Pénélope fit une courte promenade le long de la digue, observant le roulis de l’océan. Elle partit à la recherche d’un bar qu’elle connaissait, Avenida das Acácias. L’établissement, sans vrai charme, s’était en plus manifestement dégradé pendant la crise qui avait quasiment mis en faillite le pays. Elle s’installa à la terrasse et attendit que le serveur ait posé un verre sur la table : puis elle commença à regarder sans but autour d’elle.
Alors, Marco apparut.
De son point de vue, c’était un bon point qu’il se soit rappelé l’endroit, même si Milo l’avait sans doute conseillé. En même temps, elle se tenait sur ses gardes, tout en l’observant et en le laissant s’approcher. Il avançait lentement, comme s’il portait une charge de plus en plus lourde à chaque pas. Ses traits étaient marqués, ses yeux étaient étrangement fixes, ses vêtements et ses souliers parsemés de taches et de poussière, son aspect général était hirsute et peu engageant. Il s’assit péniblement à côté d’elle et renvoya d’un geste las le serveur venu s’enquérir de sa commande.
Ils ne parlèrent presque pas. Il lui fit comprendre qu’il était malade ; mais lui-même ignorait de quoi il souffrait exactement, et les médecins qu’il avait consultés ne s’entendaient pas sur le diagnostic. Il n’y avait pas à proprement parler de symptômes, ni vraiment de remède. C’était une fatigue généralisée, qu’il ne parvenait plus à résorber, même par intermittence. Il donnait encore le change en public, dans ses conférences et autres interventions, mais était conscient que cela ne durerait pas. Marco savait qu’il était inutile de tricher avec elle ; et Pénélope savait que, cette fois, il ne trichait pas. Ils regardèrent en silence le soleil se coucher à l’horizon, comme une illusion qui disparaît.

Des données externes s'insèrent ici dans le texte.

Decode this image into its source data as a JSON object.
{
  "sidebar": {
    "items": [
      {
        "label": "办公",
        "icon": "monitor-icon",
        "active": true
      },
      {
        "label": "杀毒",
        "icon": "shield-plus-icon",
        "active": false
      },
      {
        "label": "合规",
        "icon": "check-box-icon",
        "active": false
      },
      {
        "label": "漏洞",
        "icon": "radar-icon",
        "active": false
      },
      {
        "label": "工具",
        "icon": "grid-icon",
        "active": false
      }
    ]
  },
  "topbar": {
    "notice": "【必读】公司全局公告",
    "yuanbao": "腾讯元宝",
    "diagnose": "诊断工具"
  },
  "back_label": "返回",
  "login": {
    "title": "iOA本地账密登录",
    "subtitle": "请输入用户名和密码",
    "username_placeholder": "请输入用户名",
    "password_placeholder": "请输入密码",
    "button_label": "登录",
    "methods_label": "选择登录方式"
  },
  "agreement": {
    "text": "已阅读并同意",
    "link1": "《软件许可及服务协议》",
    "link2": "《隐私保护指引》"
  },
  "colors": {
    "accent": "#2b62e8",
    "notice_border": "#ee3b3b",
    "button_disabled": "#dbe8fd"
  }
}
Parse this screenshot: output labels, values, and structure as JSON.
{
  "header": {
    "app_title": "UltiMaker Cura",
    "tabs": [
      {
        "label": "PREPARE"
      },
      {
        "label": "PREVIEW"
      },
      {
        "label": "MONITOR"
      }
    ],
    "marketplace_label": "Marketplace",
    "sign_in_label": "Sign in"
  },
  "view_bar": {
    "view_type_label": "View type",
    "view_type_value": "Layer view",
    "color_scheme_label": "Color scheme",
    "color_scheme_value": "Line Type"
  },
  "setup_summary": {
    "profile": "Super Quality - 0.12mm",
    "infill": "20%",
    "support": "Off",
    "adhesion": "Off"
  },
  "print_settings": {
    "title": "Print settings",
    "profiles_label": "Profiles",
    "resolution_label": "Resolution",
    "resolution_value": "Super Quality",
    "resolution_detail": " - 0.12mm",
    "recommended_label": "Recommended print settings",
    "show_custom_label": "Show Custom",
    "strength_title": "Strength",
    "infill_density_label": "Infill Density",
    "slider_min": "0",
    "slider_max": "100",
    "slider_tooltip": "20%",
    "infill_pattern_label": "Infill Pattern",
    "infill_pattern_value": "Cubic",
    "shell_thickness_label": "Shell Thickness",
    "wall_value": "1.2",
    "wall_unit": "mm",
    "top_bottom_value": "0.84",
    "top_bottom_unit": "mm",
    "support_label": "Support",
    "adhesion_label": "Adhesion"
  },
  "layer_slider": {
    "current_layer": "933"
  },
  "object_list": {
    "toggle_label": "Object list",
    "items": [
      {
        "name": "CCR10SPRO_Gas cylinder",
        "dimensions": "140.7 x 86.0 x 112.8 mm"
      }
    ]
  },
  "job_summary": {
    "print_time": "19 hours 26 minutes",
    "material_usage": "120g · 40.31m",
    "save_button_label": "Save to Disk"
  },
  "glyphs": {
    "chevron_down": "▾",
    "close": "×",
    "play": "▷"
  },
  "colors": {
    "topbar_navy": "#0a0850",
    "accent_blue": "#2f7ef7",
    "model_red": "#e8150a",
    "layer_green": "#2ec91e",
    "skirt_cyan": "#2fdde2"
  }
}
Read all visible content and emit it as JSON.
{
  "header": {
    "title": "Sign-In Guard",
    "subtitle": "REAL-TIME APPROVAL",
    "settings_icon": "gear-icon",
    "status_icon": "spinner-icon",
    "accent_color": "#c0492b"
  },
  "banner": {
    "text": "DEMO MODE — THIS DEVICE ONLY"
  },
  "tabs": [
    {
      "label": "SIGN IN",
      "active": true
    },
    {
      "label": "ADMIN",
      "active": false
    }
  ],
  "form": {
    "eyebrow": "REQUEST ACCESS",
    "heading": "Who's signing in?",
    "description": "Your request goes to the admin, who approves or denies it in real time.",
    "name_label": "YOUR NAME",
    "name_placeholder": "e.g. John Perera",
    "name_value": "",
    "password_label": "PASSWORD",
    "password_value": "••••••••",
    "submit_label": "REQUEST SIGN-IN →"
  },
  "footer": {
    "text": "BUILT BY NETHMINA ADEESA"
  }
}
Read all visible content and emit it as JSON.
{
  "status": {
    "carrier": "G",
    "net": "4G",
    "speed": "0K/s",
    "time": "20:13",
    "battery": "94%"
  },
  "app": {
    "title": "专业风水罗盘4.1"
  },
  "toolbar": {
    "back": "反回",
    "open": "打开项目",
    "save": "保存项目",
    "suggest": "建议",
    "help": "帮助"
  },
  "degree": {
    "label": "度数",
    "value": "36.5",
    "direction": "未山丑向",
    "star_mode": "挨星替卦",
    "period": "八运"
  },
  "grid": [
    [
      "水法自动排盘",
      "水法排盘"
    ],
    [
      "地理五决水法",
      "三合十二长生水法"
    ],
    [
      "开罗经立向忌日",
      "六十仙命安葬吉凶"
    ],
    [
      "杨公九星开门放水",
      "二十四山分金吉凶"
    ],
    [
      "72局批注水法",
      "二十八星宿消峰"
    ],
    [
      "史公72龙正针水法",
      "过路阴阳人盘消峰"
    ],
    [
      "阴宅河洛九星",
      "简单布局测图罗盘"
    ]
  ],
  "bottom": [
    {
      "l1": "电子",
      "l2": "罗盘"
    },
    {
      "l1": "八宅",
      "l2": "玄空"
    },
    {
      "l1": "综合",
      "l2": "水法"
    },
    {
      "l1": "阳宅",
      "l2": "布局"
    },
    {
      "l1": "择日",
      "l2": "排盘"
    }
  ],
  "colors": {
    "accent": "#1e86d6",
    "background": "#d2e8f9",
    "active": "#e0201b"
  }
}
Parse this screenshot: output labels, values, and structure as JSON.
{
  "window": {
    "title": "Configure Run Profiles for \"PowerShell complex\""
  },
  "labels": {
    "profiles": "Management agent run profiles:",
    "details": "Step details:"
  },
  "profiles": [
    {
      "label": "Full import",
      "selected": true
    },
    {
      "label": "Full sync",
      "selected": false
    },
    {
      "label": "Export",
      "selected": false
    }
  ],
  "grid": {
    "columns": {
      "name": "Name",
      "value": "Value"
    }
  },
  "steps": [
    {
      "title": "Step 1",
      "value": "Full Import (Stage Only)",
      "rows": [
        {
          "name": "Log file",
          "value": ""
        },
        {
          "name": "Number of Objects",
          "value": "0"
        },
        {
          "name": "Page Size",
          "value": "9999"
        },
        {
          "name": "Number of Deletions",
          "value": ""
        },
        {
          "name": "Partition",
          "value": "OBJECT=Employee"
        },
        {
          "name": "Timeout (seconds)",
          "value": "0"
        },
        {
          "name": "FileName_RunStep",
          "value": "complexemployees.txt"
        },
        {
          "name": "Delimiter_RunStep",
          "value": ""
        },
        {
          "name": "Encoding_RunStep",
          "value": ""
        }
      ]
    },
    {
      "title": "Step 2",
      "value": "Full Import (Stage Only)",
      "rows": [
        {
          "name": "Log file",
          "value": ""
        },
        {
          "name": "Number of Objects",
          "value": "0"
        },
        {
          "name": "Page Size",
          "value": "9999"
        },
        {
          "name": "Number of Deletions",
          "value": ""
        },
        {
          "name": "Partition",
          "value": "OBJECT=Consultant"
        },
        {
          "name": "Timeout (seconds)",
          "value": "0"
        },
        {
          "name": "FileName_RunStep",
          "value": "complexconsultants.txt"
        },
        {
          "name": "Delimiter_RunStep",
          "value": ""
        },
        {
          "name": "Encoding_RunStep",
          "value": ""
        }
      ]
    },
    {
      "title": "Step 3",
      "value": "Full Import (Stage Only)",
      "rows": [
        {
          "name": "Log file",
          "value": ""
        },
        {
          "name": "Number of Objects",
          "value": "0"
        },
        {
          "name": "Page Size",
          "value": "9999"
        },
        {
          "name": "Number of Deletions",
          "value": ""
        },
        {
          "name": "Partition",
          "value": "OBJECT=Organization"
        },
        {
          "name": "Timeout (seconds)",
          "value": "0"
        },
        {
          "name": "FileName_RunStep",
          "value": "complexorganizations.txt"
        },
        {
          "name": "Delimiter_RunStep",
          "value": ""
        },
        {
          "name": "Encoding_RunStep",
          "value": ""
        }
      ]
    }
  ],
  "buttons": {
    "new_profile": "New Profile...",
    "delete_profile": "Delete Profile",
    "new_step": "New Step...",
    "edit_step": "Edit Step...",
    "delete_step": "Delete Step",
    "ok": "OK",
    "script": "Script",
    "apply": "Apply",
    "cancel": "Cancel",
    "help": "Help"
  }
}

Puis ils se levèrent et se dirigèrent vers la mer. Pénélope le laissa sur un banc et s’assit un instant sur le sable froid de la plage.
Elle ôta ses ballerines et sa robe légère, et courut jusqu’à l’eau. Elle s’immergea jusqu’à la taille, puis plongea et s’abandonna aux flots. Elle nagea vers le large, en faisant corps avec l’onde. Dans son mouvement pour étendre et ramener ses bras, Pénélope semblait s’ouvrir un passage à travers d’autres lignes du livre, comme pour écarter les mots de sa route et puis les ramener à elle : Elle est douce, la terre, aux vœux des naufragés, dont Poséidon, sous l’assaut de la vague et du vent, a brisé le solide navire : ils sont là, quelques-uns qui, nageant vers la terre, émergent de l’écume : tout leur corps est plaqué de salure marine : bonheur ! Ils prennent pied ! Ils ont fui le désastre !… La vue de son époux lui semblait aussi douce : ses bras blancs ne pouvaient s’arracher à ce cou. Mais elle ne cilla pas, cette vision ne la troubla pas, c’était trop tôt.
Elle sentit le soleil darder ses derniers feux pour la couvrir, émergea des flots et vit, à travers les gouttes qui voilaient ses yeux, la silhouette de Marco, qui était resté sans bouger sur le banc. Comme en écho, il la regardait, la main posée en visière pour la distinguer dans la lumière atténuée du contre-jour. Pénélope sortit de l’eau et sentit la chaleur du sable touché par les derniers rayons de l’astre, et qui mordait doucement la plante de ses pieds. Elle se rhabilla lentement, puis revint sur la digue et passa sans s’arrêter devant Marco.
Alors, il la suivit. En chemin, Pénélope se retourna de nombreuses fois. Elle ne tentait pas de le distancer, et ralentissait le pas quand, le souffle court, il devait s’immobiliser.
Elle savait qu’elle lui ferait une place.